FORT BRAGG, N.C. -- The Army Chief of Staff met with U.S. Army Special Operations Command and XVIII Airborne Corps leaders, Soldiers and family members during a short visit to the post April 20 and 21.

Gen. George W. Casey Jr. addressed the USASOC commander's conference Tuesday evening before spending Wednesday morning touring the post and visiting Corps units.

Casey viewed progress at the future home of U.S. Army Forces Command and drove by one of the posts new leased housing developments. During a press briefing later in the day Casey discussed the positive impact the arrival of FORSCOM headquarters will have on both the post and the community.

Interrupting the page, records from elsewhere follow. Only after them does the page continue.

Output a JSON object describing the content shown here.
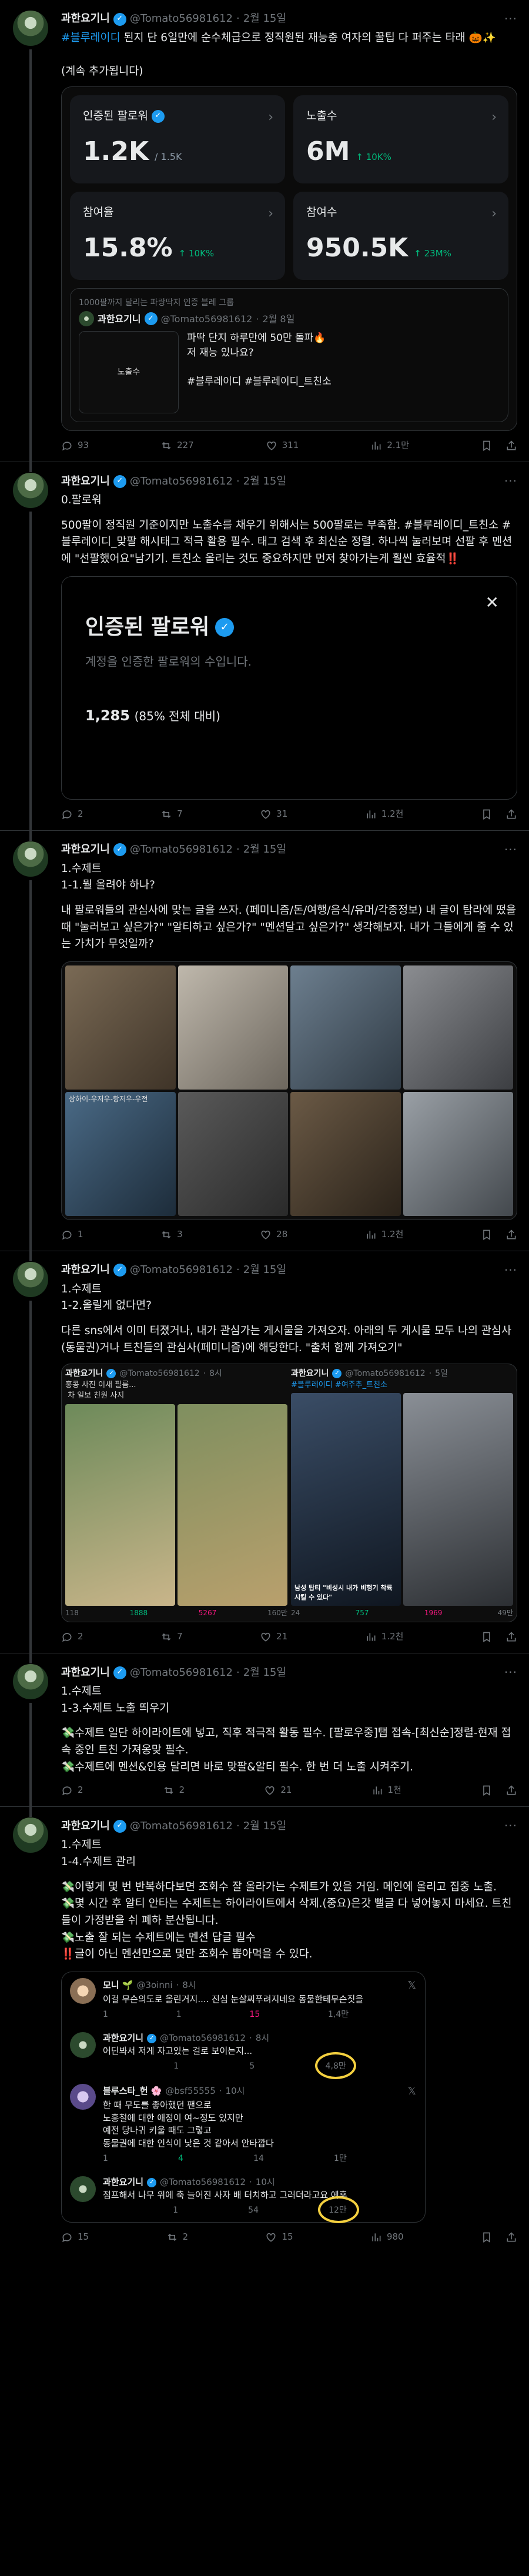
{
  "author": {
    "name": "과한요기니",
    "handle": "@Tomato56981612"
  },
  "tweets": [
    {
      "date": "2월 15일",
      "body_tag": "#블루레이디",
      "body": " 된지 단 6일만에 순수체급으로 정직원된 재능충 여자의 꿀팁 다 퍼주는 타래 🎃✨\n\n(계속 추가됩니다)",
      "stats": [
        {
          "label": "인증된 팔로워",
          "value": "1.2K",
          "sub": "/ 1.5K",
          "change": ""
        },
        {
          "label": "노출수",
          "value": "6M",
          "sub": "",
          "change": "↑ 10K%"
        },
        {
          "label": "참여율",
          "value": "15.8%",
          "sub": "",
          "change": "↑ 10K%"
        },
        {
          "label": "참여수",
          "value": "950.5K",
          "sub": "",
          "change": "↑ 23M%"
        }
      ],
      "quote": {
        "context": "1000팔까지 달리는 파랑딱지 인증 블레 그룹",
        "date": "2월 8일",
        "text": "파딱 단지 하루만에 50만 돌파🔥\n저 재능 있나요?\n\n#블루레이디 #블루레이디_트친소",
        "thumb_label": "노출수"
      },
      "counts": {
        "reply": "93",
        "retweet": "227",
        "like": "311",
        "views": "2.1만"
      }
    },
    {
      "date": "2월 15일",
      "title": "0.팔로워",
      "body": "500팔이 정직원 기준이지만 노출수를 채우기 위해서는 500팔로는 부족함. #블루레이디_트친소 #블루레이디_맞팔 해시태그 적극 활용 필수. 태그 검색 후 최신순 정렬. 하나씩 눌러보며 선팔 후 멘션에 \"선팔했어요\"남기기. 트친소 올리는 것도 중요하지만 먼저 찾아가는게 훨씬 효율적‼️",
      "dialog": {
        "title": "인증된 팔로워",
        "desc": "계정을 인증한 팔로워의 수입니다.",
        "count": "1,285",
        "pct": "(85% 전체 대비)"
      },
      "counts": {
        "reply": "2",
        "retweet": "7",
        "like": "31",
        "views": "1.2천"
      }
    },
    {
      "date": "2월 15일",
      "title": "1.수제트\n1-1.뭘 올려야 하나?",
      "body": "내 팔로워들의 관심사에 맞는 글을 쓰자. (페미니즘/돈/여행/음식/유머/각종정보) 내 글이 탐라에 떴을 때 \"눌러보고 싶은가?\" \"알티하고 싶은가?\" \"멘션달고 싶은가?\" 생각해보자. 내가 그들에게 줄 수 있는 가치가 무엇일까?",
      "img_labels": [
        "상하이-우저우-항저우-우전"
      ],
      "counts": {
        "reply": "1",
        "retweet": "3",
        "like": "28",
        "views": "1.2천"
      }
    },
    {
      "date": "2월 15일",
      "title": "1.수제트\n1-2.올릴게 없다면?",
      "body": "다른 sns에서 이미 터졌거나, 내가 관심가는 게시물을 가져오자. 아래의 두 게시물 모두 나의 관심사(동물권)거나 트친들의 관심사(페미니즘)에 해당한다. \"출처 함께 가져오기\"",
      "inner": [
        {
          "author": "과한요기니",
          "handle": "@Tomato56981612",
          "date": "8시",
          "text": "홍콩 사진 이새 필름...\n 차 일보 친원 사지",
          "counts": [
            "118",
            "1888",
            "5267",
            "160만"
          ]
        },
        {
          "author": "과한요기니",
          "handle": "@Tomato56981612",
          "date": "5일",
          "text": "#블루레이디 #여주추_트친소",
          "caption": "남성 탑티 \"비성시 내가 비행기 착륙시킬 수 있다\"",
          "counts": [
            "24",
            "757",
            "1969",
            "49만"
          ]
        }
      ],
      "counts": {
        "reply": "2",
        "retweet": "7",
        "like": "21",
        "views": "1.2천"
      }
    },
    {
      "date": "2월 15일",
      "title": "1.수제트\n1-3.수제트 노출 띄우기",
      "body": "💸수제트 일단 하이라이트에 넣고, 직후 적극적 활동 필수. [팔로우중]탭 접속-[최신순]정렬-현재 접속 중인 트친 가져옹맞 필수.\n💸수제트에 멘션&인용 달리면 바로 맞팔&알티 필수. 한 번 더 노출 시켜주기.",
      "counts": {
        "reply": "2",
        "retweet": "2",
        "like": "21",
        "views": "1천"
      }
    },
    {
      "date": "2월 15일",
      "title": "1.수제트\n1-4.수제트 관리",
      "body": "💸이렇게 몇 번 반복하다보면 조회수 잘 올라가는 수제트가 있을 거임. 메인에 올리고 집중 노출.\n💸몇 시간 후 알티 안타는 수제트는 하이라이트에서 삭제.(중요)은갓 뻘글 다 넣어놓지 마세요. 트친들이 가정받을 쉬 폐하 분산됩니다.\n💸노출 잘 되는 수제트에는 멘션 답글 필수\n‼️글이 아닌 멘션만으로 몇만 조회수 뽑아먹을 수 있다.",
      "replies": [
        {
          "name": "모니 🌱",
          "handle": "@3oinni",
          "date": "8시",
          "text": "이걸 무슨의도로 올린거지.... 진심 눈살찌푸려지네요 동물한테무슨짓을",
          "counts": [
            "1",
            "1",
            "15",
            "1,4만"
          ]
        },
        {
          "name": "과한요기니",
          "handle": "@Tomato56981612",
          "date": "8시",
          "text": "어딘봐서 저게 자고있는 걸로 보이는지...",
          "counts": [
            "",
            "1",
            "5",
            "4,8만"
          ]
        },
        {
          "name": "블루스타_헌 🌸",
          "handle": "@bsf55555",
          "date": "10시",
          "text": "한 때 무도를 좋아했던 팬으로\n노홍철에 대한 애정이 여~정도 있지만\n예전 당나귀 키울 때도 그렇고\n동물권에 대한 인식이 낮은 것 같아서 안타깝다",
          "counts": [
            "1",
            "4",
            "14",
            "1만"
          ]
        },
        {
          "name": "과한요기니",
          "handle": "@Tomato56981612",
          "date": "10시",
          "text": "점프해서 나무 위에 축 늘어진 사자 배 터치하고 그러더라고요 에후",
          "counts": [
            "",
            "1",
            "54",
            "12만"
          ]
        }
      ],
      "counts": {
        "reply": "15",
        "retweet": "2",
        "like": "15",
        "views": "980"
      }
    }
  ]
}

Casey travelled to XVIII Airborne Corps headquarters for an update on issues concerning the Corps from Lt. Gen. Frank Helmick, XVIII Airborne Corps commander and took time to recognize Fort Bragg's Soldier and NCO of the Year candidates.

Helmick accompanied Casey during his visit to the corps, including a stop at the Watters Center for a family forum with about 100 family members from the 82nd Airborne Division headquarters, the division's 1st and 4th Brigade Combat Teams, the 82nd Combat Aviation Brigade, 16th Military Police Brigade and 82nd Sustainment Brigade.

Family members from the 18th Fires Brigade, 20th Engineer Brigade and 525th Battlefield Surveillance Brigade rounded out the list of attendees.

Casey spoke to the group, which was made up mostly of Army wives, about the Army's budget and how it affects them, dwell time after their spouses return from deployments and the Army's future.

He said the Army is continuing to focus on taking care of its Soldiers and their families.

"Our budget for the session is $245 billion, just by way of perspective, our budget in 2001 was $75 billion," Casey explained to the spouses. "So Congress and the American people are making sure that we have the resources to do what we need to do."

He said it's important for Army leadership to become more proficient on how to distribute the funds.

"I know one of the thing folks worry about is if we're going to forget about the families soon as the demand goes down," he said. "I can tell you, as long as I'm around, that's not going to happen."

He also addressed any concerns about Soldier deployments and their time spent with families between deployments, saying that every Soldier is entitled to a minimum of 12 months, regardless of whether they transfer to a different unit.

He said construction efforts, such as the construction of the U.S. Army Forces Command and U.S. Army Reserve Command Headquarters here, are not limited to Fort Bragg.

"You can't go on an Army installation without seeing that," Casey said, referring to the construction on Fort Bragg. "It affects 380,000 Soldiers ... As with everything else in the Army, it's all going to happen within the next 18 months."

Many of the spouses who attended the forum said they were thankful that he came and addressed their concerns.

"It was informative, a lot of good and a lot of hard questions were asked," Angela Hontz, wife of Sgt. 1st Class Donald Hontz, 82nd Airborne Division, said following the forum.

Others agreed.

"I thought it was great," explained Kimberly Power, one of the spouses in attendance. "I thought he answered all the questions and any question that I had was already asked by everyone else and answered by him."

To some first-timers, the event was a learning experience.

"It was the first opportunity I've had to come out to something like this, being fairly new to the military," explained family member Sara Tamski. "There were programs mentioned that I hadn't heard of before, so I found it very informative."

Casey concluded his visit by meeting with local media before boarding his aircraft at Pope Air Force base. Casey answered questions and discussed the important issues within the Fort Bragg community, summarizing his visit with Soldiers and Army spouses earlier that day.